Les façades en béton
Si l’on sait aujourd’hui parfaitement réparer le béton, l’importance du diagnostic est souvent sous-estimée. Comme est sous-estimée la difficulté à réparer le béton brut utilisé avant guerre, un «travail d’orfèvre», selon les spécialistes.
Hors cas exceptionnels, les causes de la dégradation des façades en béton sont connues : mauvaise qualité du béton utilisé après guerre, porosité du béton, position inadéquate de l’armature, développement de champignons et de mousse entre le mur et l’enduit, sensibilité à la pollution et à l’humidité. Combinées, ces deux dernières sources d’agression peuvent se révéler particulièrement néfastes, notamment par le biais des pluies acides qui touchent souvent les grandes villes.
Parmi les autres problèmes qui peuvent survenir, existent également les traces de rouilles, «provenant des armatures en métal, lorsque celles-ci commencent à être mises à nu», explique José Cifuentes, gérant de l’entreprise Bati-Peint à Bondy (93). «Peuvent également se produire des mouvements de terrains ou encore des chocs thermiques chaud/froid», complète Jean-Eric Bosque, de la société France-Façade à Toulouse (31). Par ailleurs, la main de l’homme peut également causer des dégâts : un enduit antérieur mal posé par exemple ou encore des travaux annexes, comme la pose de fenêtres par exemple.
Après avoir ‘pioché’ le revêtement existant, c’est-à-dire la technique qui consiste à enlever complètement l’enduit sur le mur pour le voir tel quel et avant le ravalement proprement dit, le façadier doit souvent se faire maçon. Pour traiter les fissures, il existe plusieurs cas de figures : de la pose d’agrafes à ‘l’entoilage’, «une toile posée sur les plus grosses fissures», selon Jean-Eric Bosque, voire la reconstitution du béton à partir d’un mortier. Le crépi est moins problématique puisqu’il s’agit de repasser une couche du produit.

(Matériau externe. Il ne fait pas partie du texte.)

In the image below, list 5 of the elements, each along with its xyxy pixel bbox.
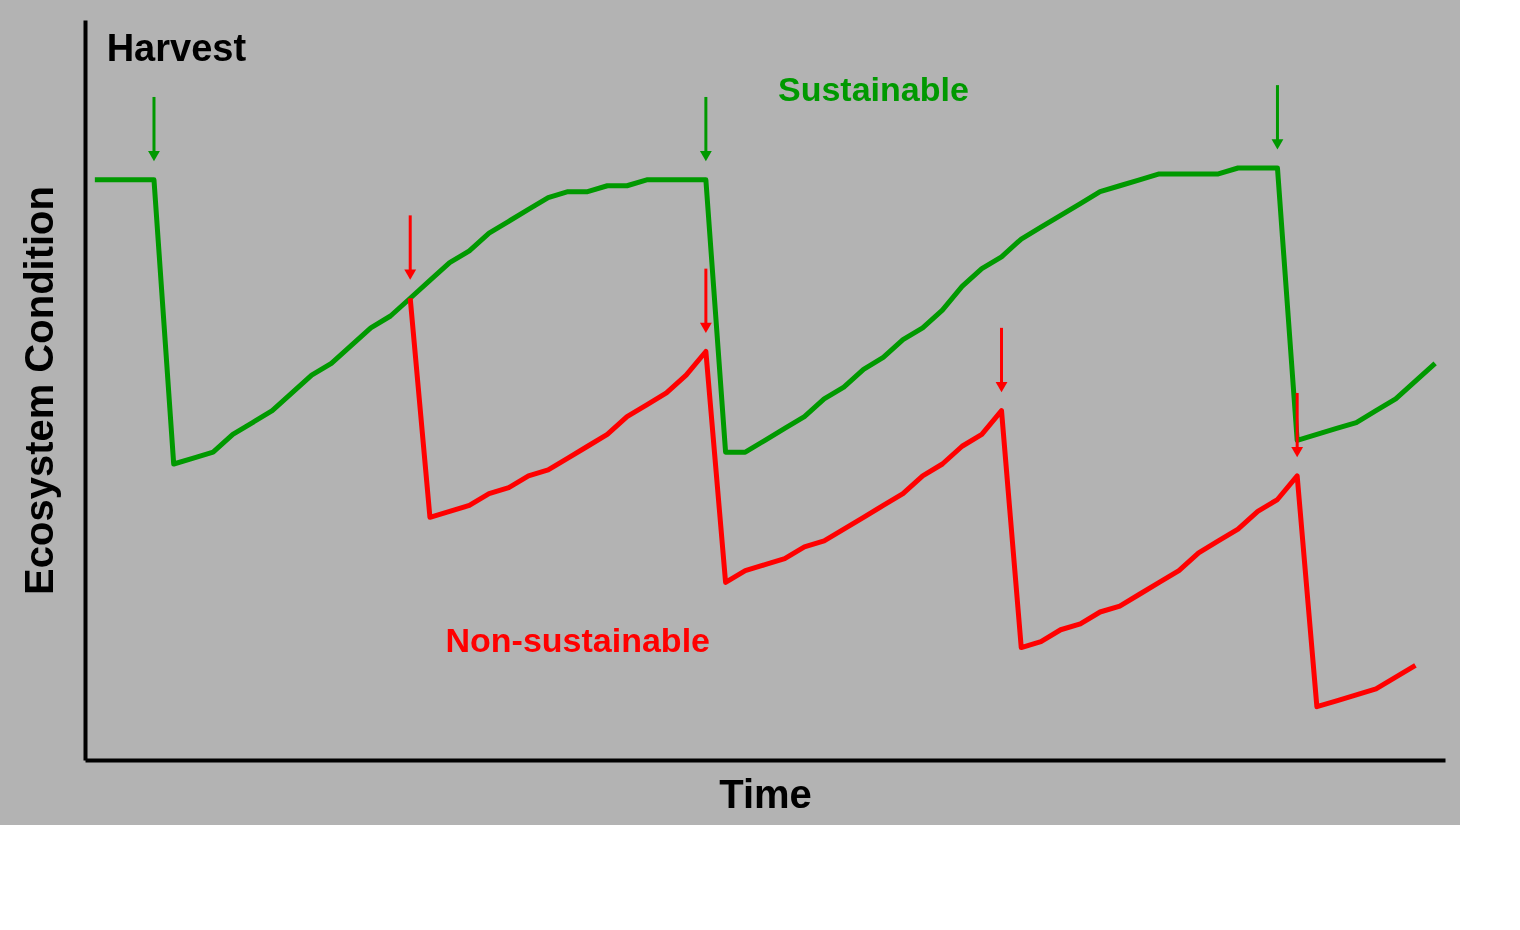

Ne reste plus qu’à opérer les finitions, une simple peinture d’extérieur lasurée parfois, «à condition que le béton soit parfait», estime José Cifuentes. Sinon, il s’agit de passer un enduit épais ou semi-épais, suivant qu’il s’agisse d’une bâtisse neuve ou ancienne, qui peut être posée sur la façade de manière mécanique – avec un pistolet en une seule fois – ou manuellement. Cette deuxième méthode à la préférence de Jean-Eric Bosque. Même s’il faudra plusieurs couches, «cette méthode de travail permet de créer des effets : talochés, roulés, rustiques ou granulés», qu’il n’est pas facile d’obtenir avec le procédé mécanique.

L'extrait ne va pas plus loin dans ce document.